Anyway, we came home, and I noticed that DD had a few more little nettle rash type lone spots on her face and hands and shoulder. So I gave her a bath and even though it was only 3.40 and made her wait for something to eat. She was very upset and I ended up bursting into tears at which DD nearly cried again.

I have never felt that the staff at the nursery believe me and that they think i'm an OTT mum. I really hate the way they make me feel. I the past when they've had things that DD can't do, they explained this to her by saying 'well your mummy doesn't want you to do that' rather than, unfortunately because you're allergic to this it might make you feel poorly. AAAAAAARRRRRGGGHHHH!!! When DD first started I made sure that they understood the allergies she has and for the last term, everything's been in place so I haven't said or asked for anything. I'm like one of the other mums and drop her off at the door and pick her up at the door.

When I saw the next few weals after we got home, I was seriously thinking I'll complain but I'm not sending her back. I spoke to DP this evening and he just says that I need to remind them again about things. He always talks about what I should do not what we should do but that's a whole other thread.

Anyway, am I being unreasonable about this? I don't feel I can trust them really. Thank goodness DD mentioned there were eggs in the biscuits. The other thing that I've been concerned about for a long while, ever since she started there really, is that they always seem to have different people working in the nursery and I don't know how good they are at making sure they know that DD has allergies. DD takes her own water bottle in which was agreed on day 1, and she has been told by one of the staff that 'this isn't a nursery for opening bottles' one day when I'd tightened the lid a bit too much. Since then DD doesn't drink water there at all.

Today, there were 2 parent helpers and 1 was doing baking. I know the mum and I know she wouldn't have used egg in the mix if she had been told that DD was allergic. But I don't think there is any handover of information at all and with food allergies and handling foods you'd think that would happen. I think the care plan is on the wall gathering dust and isn't used at all.

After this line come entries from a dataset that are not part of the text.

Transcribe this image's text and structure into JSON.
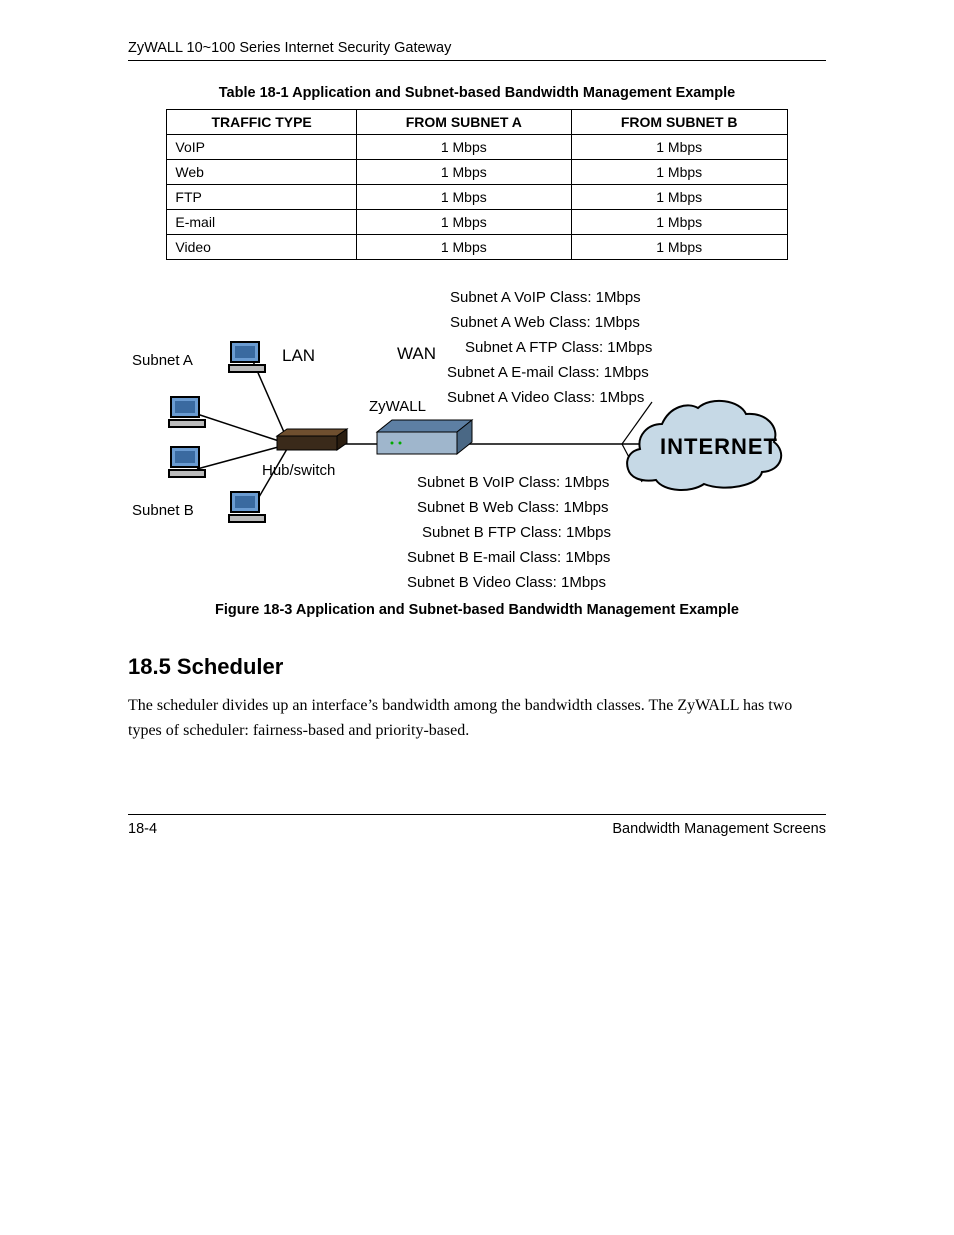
{
  "header": {
    "title": "ZyWALL 10~100 Series Internet Security Gateway"
  },
  "table": {
    "caption": "Table 18-1 Application and Subnet-based Bandwidth Management Example",
    "headers": [
      "TRAFFIC TYPE",
      "FROM SUBNET A",
      "FROM SUBNET B"
    ],
    "rows": [
      {
        "type": "VoIP",
        "a": "1 Mbps",
        "b": "1 Mbps"
      },
      {
        "type": "Web",
        "a": "1 Mbps",
        "b": "1 Mbps"
      },
      {
        "type": "FTP",
        "a": "1 Mbps",
        "b": "1 Mbps"
      },
      {
        "type": "E-mail",
        "a": "1 Mbps",
        "b": "1 Mbps"
      },
      {
        "type": "Video",
        "a": "1 Mbps",
        "b": "1 Mbps"
      }
    ]
  },
  "diagram": {
    "subnet_a": "Subnet A",
    "subnet_b": "Subnet B",
    "lan": "LAN",
    "wan": "WAN",
    "zywall": "ZyWALL",
    "hubswitch": "Hub/switch",
    "internet": "INTERNET",
    "classes_a": [
      "Subnet A VoIP Class: 1Mbps",
      "Subnet A Web Class: 1Mbps",
      "Subnet A FTP Class: 1Mbps",
      "Subnet A E-mail Class: 1Mbps",
      "Subnet A Video Class: 1Mbps"
    ],
    "classes_b": [
      "Subnet B VoIP Class: 1Mbps",
      "Subnet B Web Class: 1Mbps",
      "Subnet B FTP Class: 1Mbps",
      "Subnet B E-mail Class: 1Mbps",
      "Subnet B Video Class: 1Mbps"
    ]
  },
  "figure_caption": "Figure 18-3 Application and Subnet-based Bandwidth Management Example",
  "section": {
    "heading": "18.5  Scheduler",
    "body": "The scheduler divides up an interface’s bandwidth among the bandwidth classes. The ZyWALL has two types of scheduler: fairness-based and priority-based."
  },
  "footer": {
    "page": "18-4",
    "title": "Bandwidth Management Screens"
  }
}
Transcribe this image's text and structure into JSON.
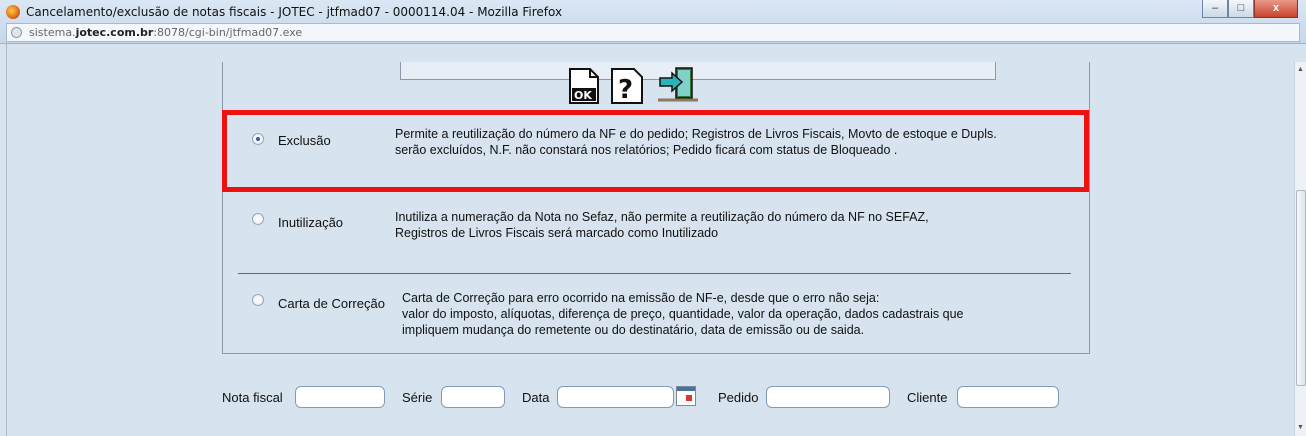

I am all over the place with this post,sorry. The care plan explicitly says to discuss baking with me and also to NOT let DD handle the foods she's allergic to. What's the point of a care plan??

I feel so so angry and sad and have that same feeling again that it's me vs the world on this.

very very very very :(

OP posts:
StealthPolarBear · 01/03/2012 23:12

they don't get it
You are not overreacting
(My DS would never have been able to tell me such a thing)
If you can take her out, I would
If it had been a genuine mistake and they'd been horrified and put things in place to correct it, then that maybe would ahve been a different story. But they do think you're neurotic mum and they don't think it's a big deal

StealthPolarBear · 01/03/2012 23:14

hang on a min, your DD doesn't drink water while she's there? How long is she tere for?

colditz · 01/03/2012 23:14

Pull her out. They quite clearly don't give quite as much of a toss as they need to, and their attitude stinks.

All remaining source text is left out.